Covid-19 : les vacances à l'étranger, une source de contamination

Covid-19 : les vacances à l'étranger, une source de contamination
Comptoirs d'enregistrement dans un aéroport.

publié le dimanche 11 juillet 2021 à 09h45

Selon une étude d'épidémiologistes belges, la moitié des contaminations à la fin de l'été 2020 sur le Vieux-Continent sont dues aux vacanciers partis passer leurs congés dans le sud de l'Europe.

Faut-il éviter les voyages à l'étranger cet été pour se préserver d'une reprise épidémique à la rentrée ? Dans une étude publiée dans la revue Nature, relayée par le journal Le Monde, des épidémiologistes belges de l'université de Louvain et de l'Université libre de Bruxelles mettent en garde contre ces déplacements et appellent à prendre des précautions pour ne pas ramener le virus dans ses bagages.



En remontant le fil des contaminations au Covid-19 de l'été 2020, ils ont découvert que la moitié des contaminations de la rentrée de septembre venaient de voyageurs partis après le 15 juin passer leurs congés dans le sud de l'Europe. "Ce n'est pas une très bonne nouvelle.

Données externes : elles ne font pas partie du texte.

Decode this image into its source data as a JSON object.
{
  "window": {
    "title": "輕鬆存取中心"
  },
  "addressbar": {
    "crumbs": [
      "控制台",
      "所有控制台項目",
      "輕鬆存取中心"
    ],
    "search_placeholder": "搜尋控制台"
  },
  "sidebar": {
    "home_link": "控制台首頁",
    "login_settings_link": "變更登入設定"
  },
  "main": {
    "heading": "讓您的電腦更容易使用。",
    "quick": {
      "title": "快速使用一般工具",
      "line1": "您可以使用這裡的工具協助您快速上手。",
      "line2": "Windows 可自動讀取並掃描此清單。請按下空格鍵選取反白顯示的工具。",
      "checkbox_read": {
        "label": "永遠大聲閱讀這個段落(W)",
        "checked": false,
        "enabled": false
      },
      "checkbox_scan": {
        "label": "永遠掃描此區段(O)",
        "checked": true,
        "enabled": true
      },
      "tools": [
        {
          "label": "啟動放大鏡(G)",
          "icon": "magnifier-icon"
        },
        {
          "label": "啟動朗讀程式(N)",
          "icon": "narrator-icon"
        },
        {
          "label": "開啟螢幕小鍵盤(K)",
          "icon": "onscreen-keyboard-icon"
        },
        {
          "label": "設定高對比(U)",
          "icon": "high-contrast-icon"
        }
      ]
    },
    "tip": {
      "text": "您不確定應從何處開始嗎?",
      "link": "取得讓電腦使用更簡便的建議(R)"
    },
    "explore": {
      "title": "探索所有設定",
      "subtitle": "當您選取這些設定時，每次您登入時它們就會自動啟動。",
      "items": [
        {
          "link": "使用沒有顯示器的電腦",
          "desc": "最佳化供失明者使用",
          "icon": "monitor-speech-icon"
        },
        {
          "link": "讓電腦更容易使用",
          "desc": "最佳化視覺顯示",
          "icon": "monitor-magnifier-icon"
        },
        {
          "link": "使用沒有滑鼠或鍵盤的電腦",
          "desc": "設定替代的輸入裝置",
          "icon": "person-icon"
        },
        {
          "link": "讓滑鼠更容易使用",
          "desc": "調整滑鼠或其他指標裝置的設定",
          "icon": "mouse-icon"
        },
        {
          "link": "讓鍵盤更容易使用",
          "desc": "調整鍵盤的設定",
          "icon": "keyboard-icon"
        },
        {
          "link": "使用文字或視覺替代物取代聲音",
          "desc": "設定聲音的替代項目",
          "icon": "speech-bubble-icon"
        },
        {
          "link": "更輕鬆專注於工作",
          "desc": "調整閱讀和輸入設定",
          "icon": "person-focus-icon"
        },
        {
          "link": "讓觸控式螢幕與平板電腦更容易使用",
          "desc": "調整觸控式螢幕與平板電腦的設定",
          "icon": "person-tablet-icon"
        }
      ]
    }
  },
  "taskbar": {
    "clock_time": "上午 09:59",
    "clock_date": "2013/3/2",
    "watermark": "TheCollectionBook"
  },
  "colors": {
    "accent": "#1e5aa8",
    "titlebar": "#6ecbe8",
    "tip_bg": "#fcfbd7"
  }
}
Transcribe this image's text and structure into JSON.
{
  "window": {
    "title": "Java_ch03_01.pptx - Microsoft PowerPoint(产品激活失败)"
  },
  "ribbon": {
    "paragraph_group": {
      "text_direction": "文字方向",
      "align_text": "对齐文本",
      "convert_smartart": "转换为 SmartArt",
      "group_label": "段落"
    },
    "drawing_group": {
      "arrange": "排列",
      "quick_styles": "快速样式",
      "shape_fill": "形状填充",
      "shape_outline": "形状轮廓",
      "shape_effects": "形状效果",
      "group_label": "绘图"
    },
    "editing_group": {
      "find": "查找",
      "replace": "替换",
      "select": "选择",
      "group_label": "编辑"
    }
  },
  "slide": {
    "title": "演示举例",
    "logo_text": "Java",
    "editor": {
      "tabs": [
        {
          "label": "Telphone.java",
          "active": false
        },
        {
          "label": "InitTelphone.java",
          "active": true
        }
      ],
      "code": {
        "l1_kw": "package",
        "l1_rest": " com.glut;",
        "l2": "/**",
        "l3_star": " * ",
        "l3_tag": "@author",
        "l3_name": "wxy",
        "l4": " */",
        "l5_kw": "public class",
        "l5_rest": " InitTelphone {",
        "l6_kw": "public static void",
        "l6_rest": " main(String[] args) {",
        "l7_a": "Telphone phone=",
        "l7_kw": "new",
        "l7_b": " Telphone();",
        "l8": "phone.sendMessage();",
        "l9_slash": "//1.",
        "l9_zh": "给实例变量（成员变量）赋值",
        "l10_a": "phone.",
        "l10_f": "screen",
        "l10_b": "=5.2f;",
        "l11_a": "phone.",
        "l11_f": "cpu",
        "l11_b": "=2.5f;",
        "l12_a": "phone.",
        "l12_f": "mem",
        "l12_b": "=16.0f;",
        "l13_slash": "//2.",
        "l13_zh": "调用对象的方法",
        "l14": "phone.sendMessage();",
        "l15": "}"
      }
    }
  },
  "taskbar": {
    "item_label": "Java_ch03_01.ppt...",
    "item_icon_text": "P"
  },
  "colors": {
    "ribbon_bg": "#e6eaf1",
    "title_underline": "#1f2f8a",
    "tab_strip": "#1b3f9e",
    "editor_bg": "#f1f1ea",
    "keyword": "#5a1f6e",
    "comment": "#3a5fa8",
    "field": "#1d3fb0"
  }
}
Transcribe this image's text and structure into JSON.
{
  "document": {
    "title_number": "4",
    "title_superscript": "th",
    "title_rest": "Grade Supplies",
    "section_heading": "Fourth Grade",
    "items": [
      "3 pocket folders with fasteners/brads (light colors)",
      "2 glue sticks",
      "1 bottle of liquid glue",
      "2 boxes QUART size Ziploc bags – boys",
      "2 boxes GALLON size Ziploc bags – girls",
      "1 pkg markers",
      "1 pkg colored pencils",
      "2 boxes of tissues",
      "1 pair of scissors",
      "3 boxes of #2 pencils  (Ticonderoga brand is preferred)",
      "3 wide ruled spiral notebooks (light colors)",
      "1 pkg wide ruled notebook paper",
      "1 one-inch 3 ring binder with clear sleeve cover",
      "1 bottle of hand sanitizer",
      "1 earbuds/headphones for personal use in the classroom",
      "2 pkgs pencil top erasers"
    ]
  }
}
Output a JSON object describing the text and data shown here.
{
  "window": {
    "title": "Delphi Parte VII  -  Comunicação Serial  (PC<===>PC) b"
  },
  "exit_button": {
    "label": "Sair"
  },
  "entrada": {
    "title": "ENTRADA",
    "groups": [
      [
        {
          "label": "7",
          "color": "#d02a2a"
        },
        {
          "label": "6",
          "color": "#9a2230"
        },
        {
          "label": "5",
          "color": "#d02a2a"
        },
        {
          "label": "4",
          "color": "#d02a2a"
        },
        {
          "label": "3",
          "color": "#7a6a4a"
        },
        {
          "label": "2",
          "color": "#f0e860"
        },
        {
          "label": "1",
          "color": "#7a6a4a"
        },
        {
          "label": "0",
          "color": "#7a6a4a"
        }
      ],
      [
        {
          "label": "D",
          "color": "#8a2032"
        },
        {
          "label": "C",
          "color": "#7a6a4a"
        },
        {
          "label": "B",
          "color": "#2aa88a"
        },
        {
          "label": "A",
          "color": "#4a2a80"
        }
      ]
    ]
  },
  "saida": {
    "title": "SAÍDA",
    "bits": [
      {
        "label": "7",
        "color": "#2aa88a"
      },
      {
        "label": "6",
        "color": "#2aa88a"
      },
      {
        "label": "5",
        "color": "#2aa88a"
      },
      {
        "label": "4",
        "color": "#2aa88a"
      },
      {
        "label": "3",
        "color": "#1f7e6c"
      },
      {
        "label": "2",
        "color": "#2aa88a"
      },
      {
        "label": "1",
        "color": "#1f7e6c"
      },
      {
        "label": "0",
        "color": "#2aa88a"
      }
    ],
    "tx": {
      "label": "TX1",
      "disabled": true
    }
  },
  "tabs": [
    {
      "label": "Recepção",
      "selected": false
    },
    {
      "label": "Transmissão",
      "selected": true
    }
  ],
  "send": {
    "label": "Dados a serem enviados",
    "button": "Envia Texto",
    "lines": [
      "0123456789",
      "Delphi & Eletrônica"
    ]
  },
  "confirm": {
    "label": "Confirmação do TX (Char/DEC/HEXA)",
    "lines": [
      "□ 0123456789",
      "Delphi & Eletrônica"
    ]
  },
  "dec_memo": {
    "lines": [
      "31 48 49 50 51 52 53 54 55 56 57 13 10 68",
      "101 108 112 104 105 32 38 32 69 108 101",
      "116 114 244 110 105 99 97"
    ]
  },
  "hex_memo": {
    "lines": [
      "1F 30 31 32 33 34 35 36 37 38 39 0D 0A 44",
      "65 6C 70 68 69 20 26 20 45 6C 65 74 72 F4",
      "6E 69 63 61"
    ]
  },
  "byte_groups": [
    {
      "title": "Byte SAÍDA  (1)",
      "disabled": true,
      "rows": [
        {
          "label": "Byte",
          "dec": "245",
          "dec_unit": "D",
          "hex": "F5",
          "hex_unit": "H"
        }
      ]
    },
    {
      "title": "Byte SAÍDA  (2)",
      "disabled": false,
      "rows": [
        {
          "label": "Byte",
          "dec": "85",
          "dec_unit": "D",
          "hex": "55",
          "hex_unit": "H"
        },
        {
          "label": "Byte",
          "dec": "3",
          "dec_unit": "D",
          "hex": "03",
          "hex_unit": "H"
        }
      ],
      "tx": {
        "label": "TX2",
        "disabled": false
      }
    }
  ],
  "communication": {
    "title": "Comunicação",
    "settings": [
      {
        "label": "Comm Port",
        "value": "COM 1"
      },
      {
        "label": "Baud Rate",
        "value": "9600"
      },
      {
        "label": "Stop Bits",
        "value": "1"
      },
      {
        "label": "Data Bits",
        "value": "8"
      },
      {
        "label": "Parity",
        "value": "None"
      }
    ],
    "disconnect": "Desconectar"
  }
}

Cela montre que, sur une période de temps relativement courte, un pays peut massivement réimporter des chaînes de transmission de l'étranger", a souligné dans Le Monde Simon Dellicour, coordinateur de cette étude qui a compilé les données géographiques de circulation en Europe (voyages aériens, Google, Facebook), les données génétiques sur les différentes souches de virus et la progression de l'épidémie dans une dizaine de pays européens pour construire une cartographie dans le temps et l'espace de la circulation des virus entre le 15 juin et le 15 août. 

"Nous avons été surpris par l'importance des importations", a indiqué le scientifique. Dans six des dix pays étudiés, plus de la moitié des chaînes de contaminations répertoriées proviennent d'"événements d'introduction uniques", c'est-à-dire d'entrées du virus via le système respiratoire des touristes. En Allemagne, en Belgique, en Italie, aux Pays-Bas, au Royaume-Uni ou encore en Suisse, les chaînes de contaminations par importation représentent de 50% à 75% des chaînes répertoriées. En France, le chiffre est de "seulement" 25%. Selon l'épidémiologiste, cela s'explique notamment par le fait que beaucoup de Français sont restés dans l'Hexagone pour leurs vacances. Quant à l'Espagne et au Portugal, ils apparaissent plutôt comme des pays "exportateurs" du virus.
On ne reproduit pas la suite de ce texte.